Additionally, international customers were involved in nearly $153 billion worth of real estate transactions for U.S. residential properties over the span of April 2016 and March 2017—almost a 50% increase from the same period the preceding year according to data compiled by the National Association of Realtors. That set a new record high, passing the preexisting peak established in 2015.
Foreign transactions comprised almost ten percent of aggregate home sales per dollar volume and approximately five percent per number of properties. All told, international buyers acquired 284,455 properties, a rise of 32% from the preceding annual total. Chinese real estate customers had the highest total purchase percentage; however, the recent shuttering of international travel has all but eliminated this particularly active sector of the real estate market.
Effects on Private Lenders
The sudden halt in international visitation will have a cascading effect on the global economy that will inevitably have a detrimental effect on mortgage lenders in two key aspects:
- Reduced Foreign Interaction: The most obvious impact will be the sharp decline in the number of incoming foreign nationals as the United States shuts its borders to reduce the spread of the virus.

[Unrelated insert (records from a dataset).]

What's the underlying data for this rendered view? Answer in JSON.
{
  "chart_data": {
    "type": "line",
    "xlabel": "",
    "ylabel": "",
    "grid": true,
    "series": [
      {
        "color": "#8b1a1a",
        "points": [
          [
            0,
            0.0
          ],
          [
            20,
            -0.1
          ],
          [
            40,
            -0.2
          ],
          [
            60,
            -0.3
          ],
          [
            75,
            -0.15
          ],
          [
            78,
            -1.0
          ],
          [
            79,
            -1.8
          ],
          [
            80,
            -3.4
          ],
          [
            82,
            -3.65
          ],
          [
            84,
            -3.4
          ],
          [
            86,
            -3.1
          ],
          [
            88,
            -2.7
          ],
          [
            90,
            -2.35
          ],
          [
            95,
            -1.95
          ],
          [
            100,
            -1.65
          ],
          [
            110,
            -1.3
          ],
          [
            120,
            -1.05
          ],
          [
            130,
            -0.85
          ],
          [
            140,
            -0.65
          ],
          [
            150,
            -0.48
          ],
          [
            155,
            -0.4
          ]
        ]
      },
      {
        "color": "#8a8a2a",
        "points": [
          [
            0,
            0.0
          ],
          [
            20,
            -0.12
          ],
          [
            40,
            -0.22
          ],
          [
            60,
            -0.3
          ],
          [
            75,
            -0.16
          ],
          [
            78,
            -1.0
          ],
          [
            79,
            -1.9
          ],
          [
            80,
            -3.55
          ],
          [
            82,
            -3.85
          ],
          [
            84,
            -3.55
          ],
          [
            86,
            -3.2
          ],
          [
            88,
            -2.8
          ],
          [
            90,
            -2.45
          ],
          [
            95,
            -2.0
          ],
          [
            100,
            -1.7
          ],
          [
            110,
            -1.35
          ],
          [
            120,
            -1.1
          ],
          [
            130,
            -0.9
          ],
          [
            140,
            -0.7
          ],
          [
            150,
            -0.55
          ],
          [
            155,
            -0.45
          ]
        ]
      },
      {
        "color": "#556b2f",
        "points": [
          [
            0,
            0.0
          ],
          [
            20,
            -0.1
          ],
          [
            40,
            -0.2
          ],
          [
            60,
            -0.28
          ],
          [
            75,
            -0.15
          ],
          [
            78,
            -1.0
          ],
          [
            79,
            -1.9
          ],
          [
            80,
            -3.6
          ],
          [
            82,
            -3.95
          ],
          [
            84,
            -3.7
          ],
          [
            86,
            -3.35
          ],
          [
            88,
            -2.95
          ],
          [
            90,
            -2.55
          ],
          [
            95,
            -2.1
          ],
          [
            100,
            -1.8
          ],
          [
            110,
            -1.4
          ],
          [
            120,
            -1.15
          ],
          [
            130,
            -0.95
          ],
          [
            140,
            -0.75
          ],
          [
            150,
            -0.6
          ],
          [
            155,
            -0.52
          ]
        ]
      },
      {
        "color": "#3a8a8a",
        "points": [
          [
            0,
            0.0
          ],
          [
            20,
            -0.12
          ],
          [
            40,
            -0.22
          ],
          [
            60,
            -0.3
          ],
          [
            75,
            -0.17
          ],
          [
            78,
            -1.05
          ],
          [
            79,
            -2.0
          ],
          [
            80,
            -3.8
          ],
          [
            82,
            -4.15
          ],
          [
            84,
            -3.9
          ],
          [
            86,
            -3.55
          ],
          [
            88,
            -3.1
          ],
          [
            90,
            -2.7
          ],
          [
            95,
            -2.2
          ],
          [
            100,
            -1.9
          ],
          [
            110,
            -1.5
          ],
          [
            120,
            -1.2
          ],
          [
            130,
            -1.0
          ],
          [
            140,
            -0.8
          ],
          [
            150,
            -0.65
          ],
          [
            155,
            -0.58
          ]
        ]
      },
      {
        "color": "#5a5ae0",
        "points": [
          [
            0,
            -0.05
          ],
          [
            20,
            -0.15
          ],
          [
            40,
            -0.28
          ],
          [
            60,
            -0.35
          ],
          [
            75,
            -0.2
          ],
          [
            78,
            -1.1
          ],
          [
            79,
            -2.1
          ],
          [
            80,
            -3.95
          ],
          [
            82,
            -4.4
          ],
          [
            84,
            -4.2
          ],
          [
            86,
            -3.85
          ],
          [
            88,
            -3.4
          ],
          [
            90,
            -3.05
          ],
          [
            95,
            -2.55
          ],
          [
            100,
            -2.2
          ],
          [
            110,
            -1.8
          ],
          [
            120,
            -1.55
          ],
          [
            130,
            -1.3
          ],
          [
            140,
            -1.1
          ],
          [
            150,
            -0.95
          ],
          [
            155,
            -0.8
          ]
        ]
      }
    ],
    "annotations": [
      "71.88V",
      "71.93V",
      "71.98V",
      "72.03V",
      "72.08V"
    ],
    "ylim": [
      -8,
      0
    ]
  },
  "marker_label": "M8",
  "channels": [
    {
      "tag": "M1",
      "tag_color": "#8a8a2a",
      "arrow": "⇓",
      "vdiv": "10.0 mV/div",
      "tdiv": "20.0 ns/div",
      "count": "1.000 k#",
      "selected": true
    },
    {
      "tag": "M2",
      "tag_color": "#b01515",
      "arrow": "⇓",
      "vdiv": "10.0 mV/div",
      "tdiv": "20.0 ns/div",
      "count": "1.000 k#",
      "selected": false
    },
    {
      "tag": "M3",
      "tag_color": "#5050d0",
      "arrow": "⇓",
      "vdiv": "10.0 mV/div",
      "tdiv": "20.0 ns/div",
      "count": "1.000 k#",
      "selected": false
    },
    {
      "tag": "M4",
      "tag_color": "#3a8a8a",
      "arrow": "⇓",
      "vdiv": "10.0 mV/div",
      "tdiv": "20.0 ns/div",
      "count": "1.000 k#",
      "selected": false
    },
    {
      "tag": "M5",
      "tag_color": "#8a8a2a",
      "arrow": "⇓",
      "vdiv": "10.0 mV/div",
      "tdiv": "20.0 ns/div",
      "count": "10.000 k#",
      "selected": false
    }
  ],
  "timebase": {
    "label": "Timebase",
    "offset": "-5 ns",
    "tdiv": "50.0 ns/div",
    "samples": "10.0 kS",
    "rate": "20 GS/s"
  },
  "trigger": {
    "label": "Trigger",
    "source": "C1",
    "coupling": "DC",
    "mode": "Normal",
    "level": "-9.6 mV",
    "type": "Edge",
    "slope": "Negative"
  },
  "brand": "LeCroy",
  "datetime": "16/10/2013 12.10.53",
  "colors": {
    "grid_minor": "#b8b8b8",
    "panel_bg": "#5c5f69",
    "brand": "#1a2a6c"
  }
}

Although the virus appears to be tapering off in select regions such as China, there is an increasing concern for a resurgence that has resulted in restrictive quarantines. The United States has implemented such measures—with Hawaii implementing a ban on all incoming travel to all its islands for two weeks. Reduced visitors translate into less revenue for local markets as well as fewer chances for direct hard money lenders to sell loans.
- Declining Sales: As international travel sees a sharp nosedive, there will undoubtedly be a negative effect on net real estate sales on a national basis. What is still to be determined is to what degree the travel restrictions will affect the behavior of international buyers. Will they completely halt all acquisitions? Will they still conduct purchases remotely?
On a Positive Note…
As the amount of incoming international visitors declines in the U.S., there will be a corresponding decrease in the number of Americans visiting foreign countries as well. This may prompt a subsequent spike in domestic travel, as U.S. citizens replace their international travel itineraries with interstate trips. This could help struggling real estate markets bridge the gap until some sense of normalcy returns.
The aftereffects of the COVID-19 pandemic, however, are likely to remain in place for the foreseeable future. This will almost certainly lead to sweeping foundational changes to both the national and global economy—including the private lending industry.